Numerical simulation on non-catalytic thermal process of methane reformation for hydrogen productions

Abstract

The reformer that produces hydrogen from hydrocarbon is very important part of fuel cell system. One of the promising solutions has been recently considered as direct partial oxidation of hydrocarbon by excess enthalpy flame under rich and ultra-rich condition without a platinum catalyst. In this paper, excess enthalpy flame reforming process in the perforated silicon carbide tube reformer using a two dimensional approached with GRI mechanism 1.2 was investigated.

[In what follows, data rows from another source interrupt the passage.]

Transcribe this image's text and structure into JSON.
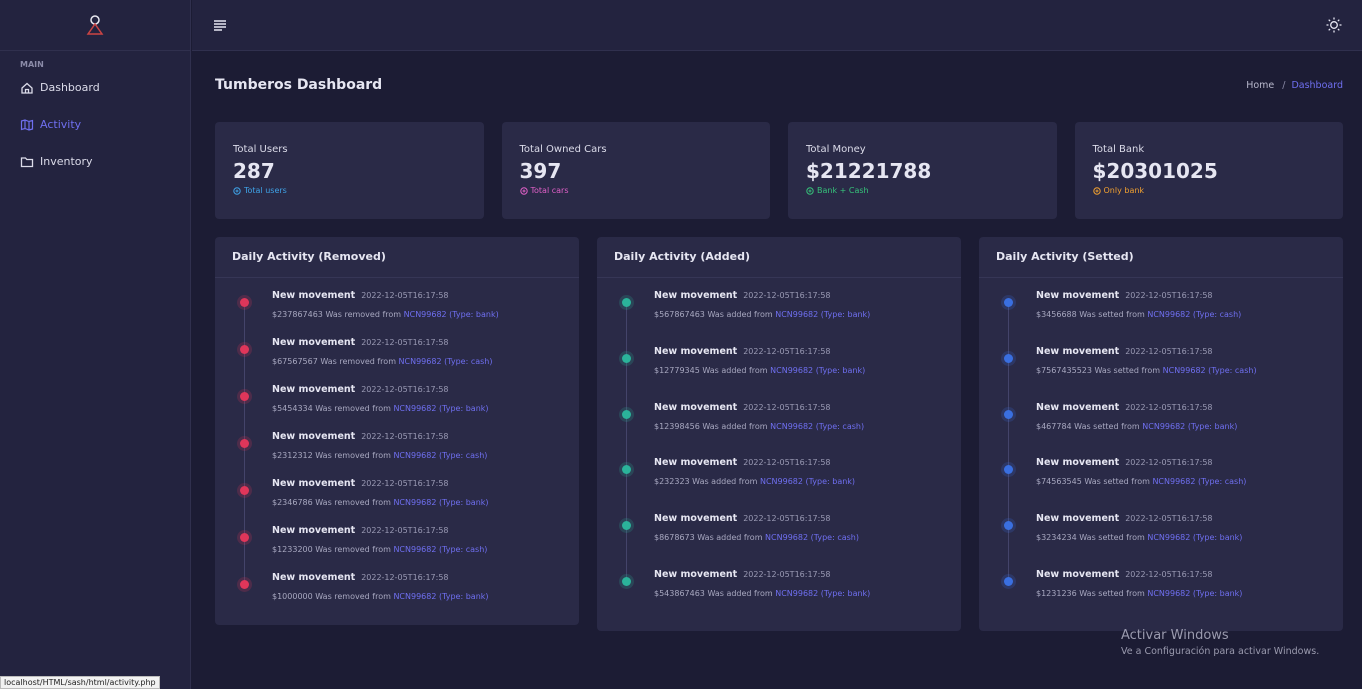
{
  "sidebar": {
    "section": "MAIN",
    "items": [
      "Dashboard",
      "Activity",
      "Inventory"
    ],
    "active": 1
  },
  "page": {
    "title": "Tumberos Dashboard",
    "breadcrumb": [
      "Home",
      "Dashboard"
    ],
    "separator": "/"
  },
  "stats": [
    {
      "label": "Total Users",
      "value": "287",
      "note": "Total users",
      "color": "#3fa3e8"
    },
    {
      "label": "Total Owned Cars",
      "value": "397",
      "note": "Total cars",
      "color": "#e060c8"
    },
    {
      "label": "Total Money",
      "value": "$21221788",
      "note": "Bank + Cash",
      "color": "#36c27a"
    },
    {
      "label": "Total Bank",
      "value": "$20301025",
      "note": "Only bank",
      "color": "#f0a030"
    }
  ],
  "panels": [
    {
      "title": "Daily Activity (Removed)",
      "color": "#e0365a",
      "items": [
        {
          "title": "New movement",
          "time": "2022-12-05T16:17:58",
          "text": "$237867463 Was removed from",
          "link": "NCN99682 (Type: bank)"
        },
        {
          "title": "New movement",
          "time": "2022-12-05T16:17:58",
          "text": "$67567567 Was removed from",
          "link": "NCN99682 (Type: cash)"
        },
        {
          "title": "New movement",
          "time": "2022-12-05T16:17:58",
          "text": "$5454334 Was removed from",
          "link": "NCN99682 (Type: bank)"
        },
        {
          "title": "New movement",
          "time": "2022-12-05T16:17:58",
          "text": "$2312312 Was removed from",
          "link": "NCN99682 (Type: cash)"
        },
        {
          "title": "New movement",
          "time": "2022-12-05T16:17:58",
          "text": "$2346786 Was removed from",
          "link": "NCN99682 (Type: bank)"
        },
        {
          "title": "New movement",
          "time": "2022-12-05T16:17:58",
          "text": "$1233200 Was removed from",
          "link": "NCN99682 (Type: cash)"
        },
        {
          "title": "New movement",
          "time": "2022-12-05T16:17:58",
          "text": "$1000000 Was removed from",
          "link": "NCN99682 (Type: bank)"
        }
      ]
    },
    {
      "title": "Daily Activity (Added)",
      "color": "#2bb39a",
      "items": [
        {
          "title": "New movement",
          "time": "2022-12-05T16:17:58",
          "text": "$567867463 Was added from",
          "link": "NCN99682 (Type: bank)"
        },
        {
          "title": "New movement",
          "time": "2022-12-05T16:17:58",
          "text": "$12779345 Was added from",
          "link": "NCN99682 (Type: bank)"
        },
        {
          "title": "New movement",
          "time": "2022-12-05T16:17:58",
          "text": "$12398456 Was added from",
          "link": "NCN99682 (Type: cash)"
        },
        {
          "title": "New movement",
          "time": "2022-12-05T16:17:58",
          "text": "$232323 Was added from",
          "link": "NCN99682 (Type: bank)"
        },
        {
          "title": "New movement",
          "time": "2022-12-05T16:17:58",
          "text": "$8678673 Was added from",
          "link": "NCN99682 (Type: cash)"
        },
        {
          "title": "New movement",
          "time": "2022-12-05T16:17:58",
          "text": "$543867463 Was added from",
          "link": "NCN99682 (Type: bank)"
        }
      ]
    },
    {
      "title": "Daily Activity (Setted)",
      "color": "#3a6fe0",
      "items": [
        {
          "title": "New movement",
          "time": "2022-12-05T16:17:58",
          "text": "$3456688 Was setted from",
          "link": "NCN99682 (Type: cash)"
        },
        {
          "title": "New movement",
          "time": "2022-12-05T16:17:58",
          "text": "$7567435523 Was setted from",
          "link": "NCN99682 (Type: cash)"
        },
        {
          "title": "New movement",
          "time": "2022-12-05T16:17:58",
          "text": "$467784 Was setted from",
          "link": "NCN99682 (Type: bank)"
        },
        {
          "title": "New movement",
          "time": "2022-12-05T16:17:58",
          "text": "$74563545 Was setted from",
          "link": "NCN99682 (Type: cash)"
        },
        {
          "title": "New movement",
          "time": "2022-12-05T16:17:58",
          "text": "$3234234 Was setted from",
          "link": "NCN99682 (Type: bank)"
        },
        {
          "title": "New movement",
          "time": "2022-12-05T16:17:58",
          "text": "$1231236 Was setted from",
          "link": "NCN99682 (Type: bank)"
        }
      ]
    }
  ],
  "watermark": {
    "title": "Activar Windows",
    "text": "Ve a Configuración para activar Windows."
  },
  "status_bar": "localhost/HTML/sash/html/activity.php"
}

The result shows that the stable excess enthalpy flame with temperature spike was observed in a perforated silicon carbide tube reformer under condition of higher equivalence ratio than rich flammability limit of methane. It is found that hydrogen rich gases could be produced through partial oxidation at very rich equivalence ratio by formation of excess enthalpy flame. The peak flame temperature of excess enthalpy flame was higher than the adiabatic flame temperature for a free laminar flame at identical conditions and excess enthalpy flame at ultra-rich equivalence ratio could become effective way to produce hydrogen rich gases from hydrocarbon. The conversion efficiency of hydrogen and carbon monoxide by partial oxidation of excess enthalpy flame was calculated as 37.64% and 60.62%, respectively at equivalence ratio of 2.0 and inlet velocity of 80 cm/s.